Tuesday, February 21, 2012

Reading: Howards End

This little video reveals the whole story, so you might not want to watch the entire clip!

I started reading E.M. Forster's Howards End a while back, and now I'm finally down to the last few pages. For me, it wasn't quite as compelling as A Room With a View, but I still enjoyed it and found the idealistic and intelligent Schlegel sisters quite brilliant and unique. I would love to live in a cozy little house and always have people dropping by to talk about Love, Truth, Beauty, and Freedom (ummmm, maybe that part's not quite exactly in the novel). 

I love books that encourage believing in and pursuing a world of magic that is beyond everyday humdrum existence. Of course, the Schlegels are wealthy enough to always have one foot in the world of culture and bohemian ideals - they need not worry about food, housing, and basic survival...unlike their new friend Leonard Bast.

Leonard goes walking at night. He yearns for more than his everyday existence provides. Not money, but nourishment for his soul. He wants to feel alive, to feel fulfilled, to feel something bigger than him.

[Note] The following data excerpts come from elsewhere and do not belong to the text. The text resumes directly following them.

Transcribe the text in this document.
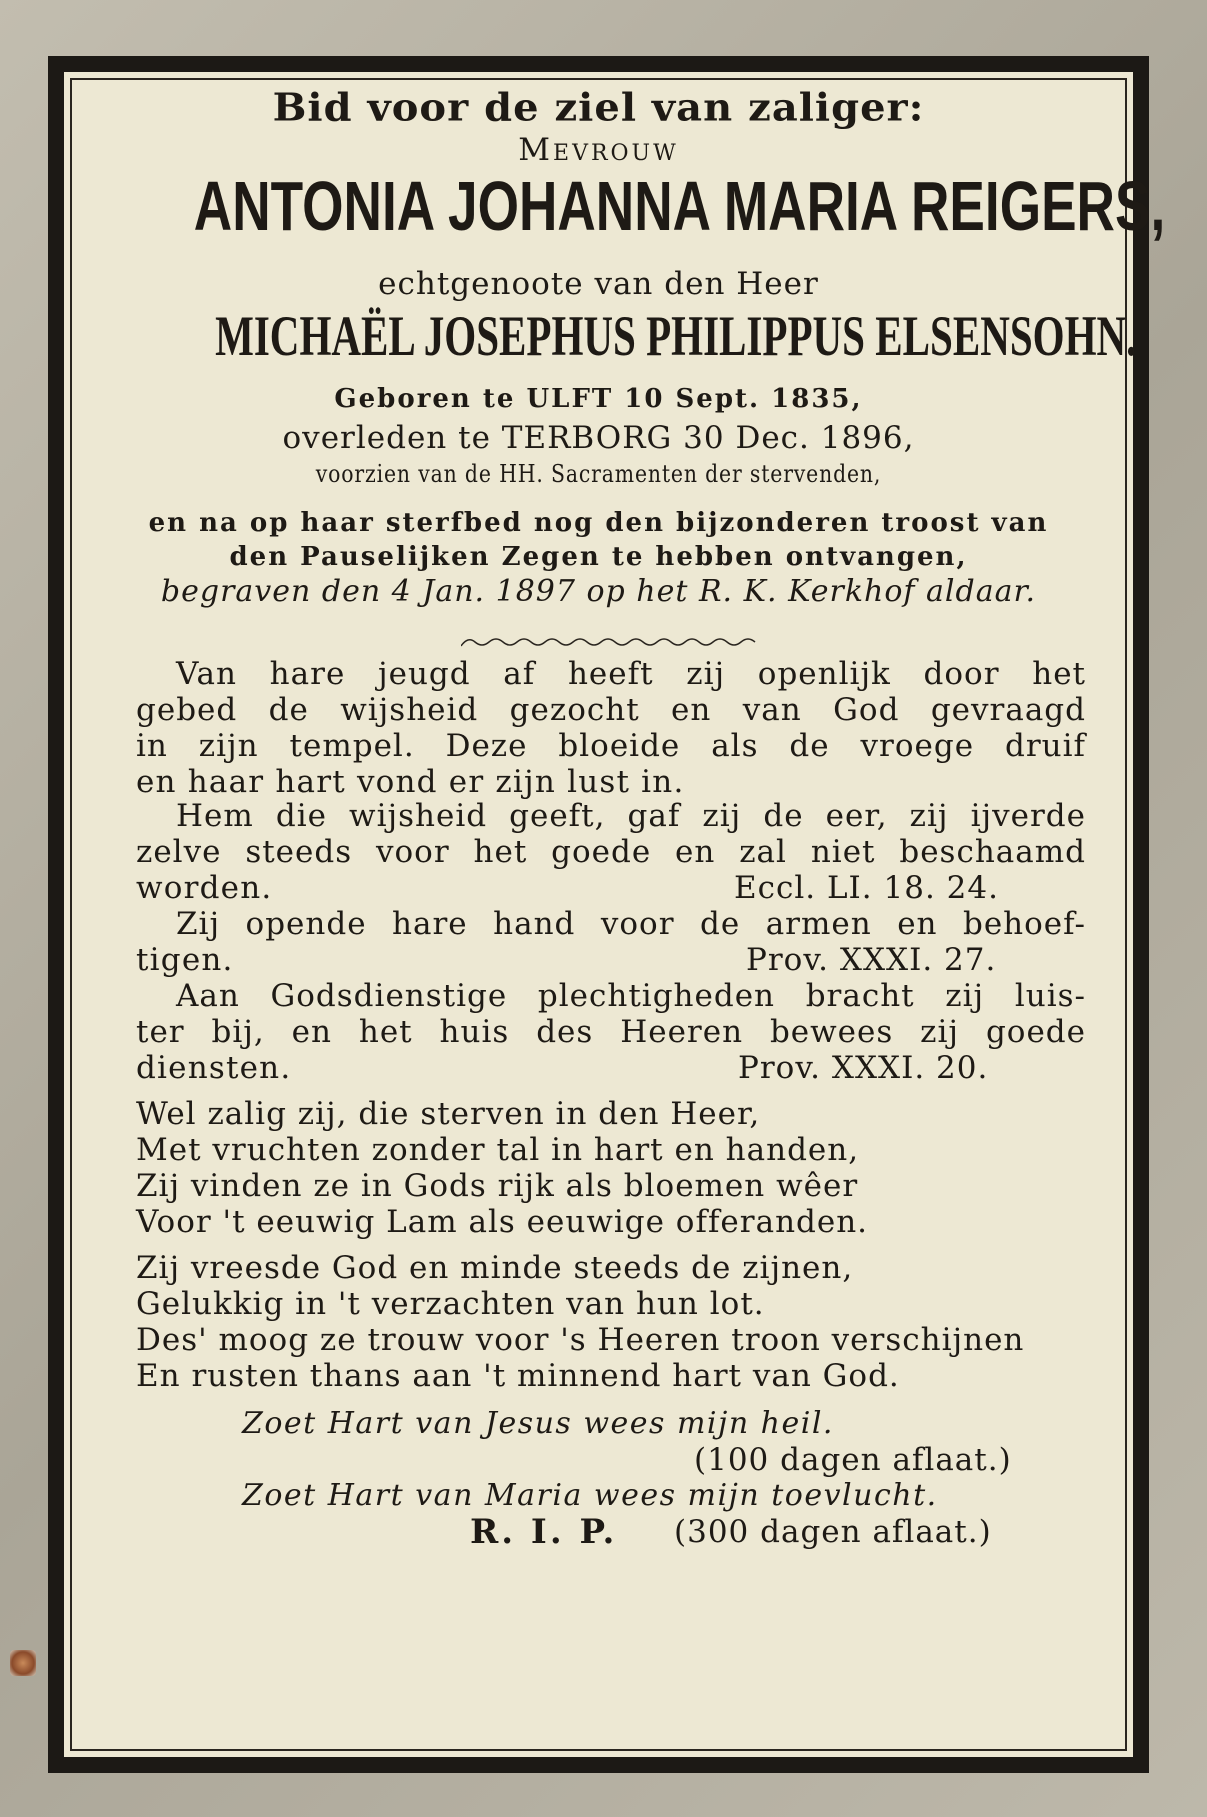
Bid voor de ziel van zaliger:
Mevrouw
ANTONIA JOHANNA MARIA REIGERS,
echtgenoote van den Heer
MICHAËL JOSEPHUS PHILIPPUS ELSENSOHN.
Geboren te ULFT 10 Sept. 1835,
overleden te TERBORG 30 Dec. 1896,
voorzien van de HH. Sacramenten der stervenden,
en na op haar sterfbed nog den bijzonderen troost van
den Pauselijken Zegen te hebben ontvangen,
begraven den 4 Jan. 1897 op het R. K. Kerkhof aldaar.
Van hare jeugd af heeft zij openlijk door het
gebed de wijsheid gezocht en van God gevraagd
in zijn tempel. Deze bloeide als de vroege druif
en haar hart vond er zijn lust in.
Hem die wijsheid geeft, gaf zij de eer, zij ijverde
zelve steeds voor het goede en zal niet beschaamd
worden.	Eccl. LI. 18. 24.
Zij opende hare hand voor de armen en behoef-
tigen.	Prov. XXXI. 27.
Aan Godsdienstige plechtigheden bracht zij luis-
ter bij, en het huis des Heeren bewees zij goede
diensten.	Prov. XXXI. 20.
Wel zalig zij, die sterven in den Heer,
Met vruchten zonder tal in hart en handen,
Zij vinden ze in Gods rijk als bloemen wêer
Voor 't eeuwig Lam als eeuwige offeranden.
Zij vreesde God en minde steeds de zijnen,
Gelukkig in 't verzachten van hun lot.
Des' moog ze trouw voor 's Heeren troon verschijnen
En rusten thans aan 't minnend hart van God.
Zoet Hart van Jesus wees mijn heil.
(100 dagen aflaat.)
Zoet Hart van Maria wees mijn toevlucht.
R. I. P. (300 dagen aflaat.)
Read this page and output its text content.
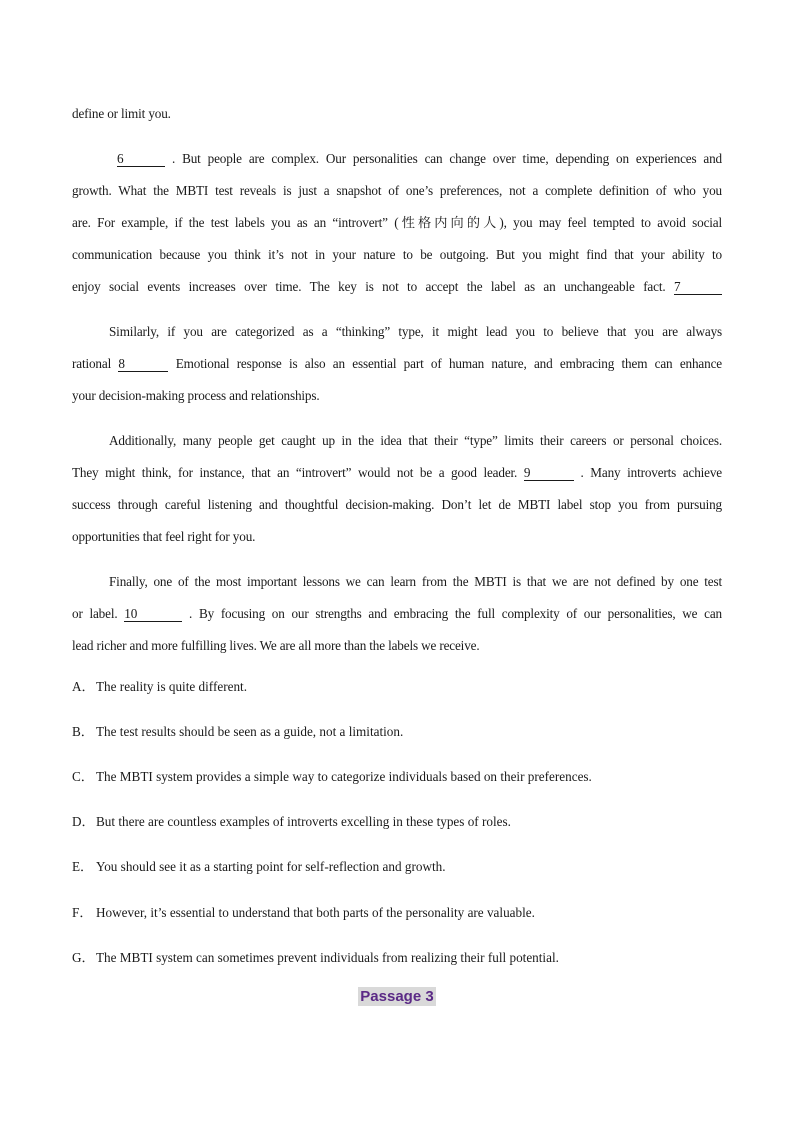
define or limit you.
6	. But people are complex. Our personalities can change over time, depending on experiences and
growth. What the MBTI test reveals is just a snapshot of one’s preferences, not a complete definition of who you
are. For example, if the test labels you as an “introvert” (性格内向的人), you may feel tempted to avoid social
communication because you think it’s not in your nature to be outgoing. But you might find that your ability to
enjoy social events increases over time. The key is not to accept the label as an unchangeable fact. 7
Similarly, if you are categorized as a “thinking” type, it might lead you to believe that you are always
rational 8	Emotional response is also an essential part of human nature, and embracing them can enhance
your decision-making process and relationships.
Additionally, many people get caught up in the idea that their “type” limits their careers or personal choices.
They might think, for instance, that an “introvert” would not be a good leader. 9	. Many introverts achieve
success through careful listening and thoughtful decision-making. Don’t let de MBTI label stop you from pursuing
opportunities that feel right for you.
Finally, one of the most important lessons we can learn from the MBTI is that we are not defined by one test
or label. 10	. By focusing on our strengths and embracing the full complexity of our personalities, we can
lead richer and more fulfilling lives. We are all more than the labels we receive.
A．The reality is quite different.
B． The test results should be seen as a guide, not a limitation.
C． The MBTI system provides a simple way to categorize individuals based on their preferences.
D．But there are countless examples of introverts excelling in these types of roles.
E． You should see it as a starting point for self-reflection and growth.
F． However, it’s essential to understand that both parts of the personality are valuable.
G．The MBTI system can sometimes prevent individuals from realizing their full potential.
Passage 3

The Schlegel sisters are idealistic and give themselves wholeheartedly to a world of beautiful ideas. At least at the beginning. They connect with Leonard despite their vastly different socioeconomic status because of Ideas and Dreams and Humanity...but Leonard slips away and cannot stay in their world because he must find a way to just survive.

I think E.M. Forster really really wanted everyone, including women and people who are not at all close to rich, to have access to a splendid world. To feel welcome. To dream and to see more - because doing repetitive work, coming home to eat bread, and sleep...it's not enough for anyone and everybody deserves more than this. Everyone is born with a soul longing for Love, Truth, Beauty, and Freedom.

I know idealism isn't exactly fashionable right now. Being cynical and ironic seems to be the height of sophistication. I think I can never outgrow or outrun my idealistic nature so I'm embracing it and not hiding the fact that I too long for something more.

Walking at night, under the glorious moon...you cannot help but feel that the world is far more magical than the office at work misleads you to think...

1 comment:

  1. I barely remember this book, but I do remember I liked it, and the film as well. Right now I'm reading Thomas Hardy's The Woodlanders (for class), and it excellent so far.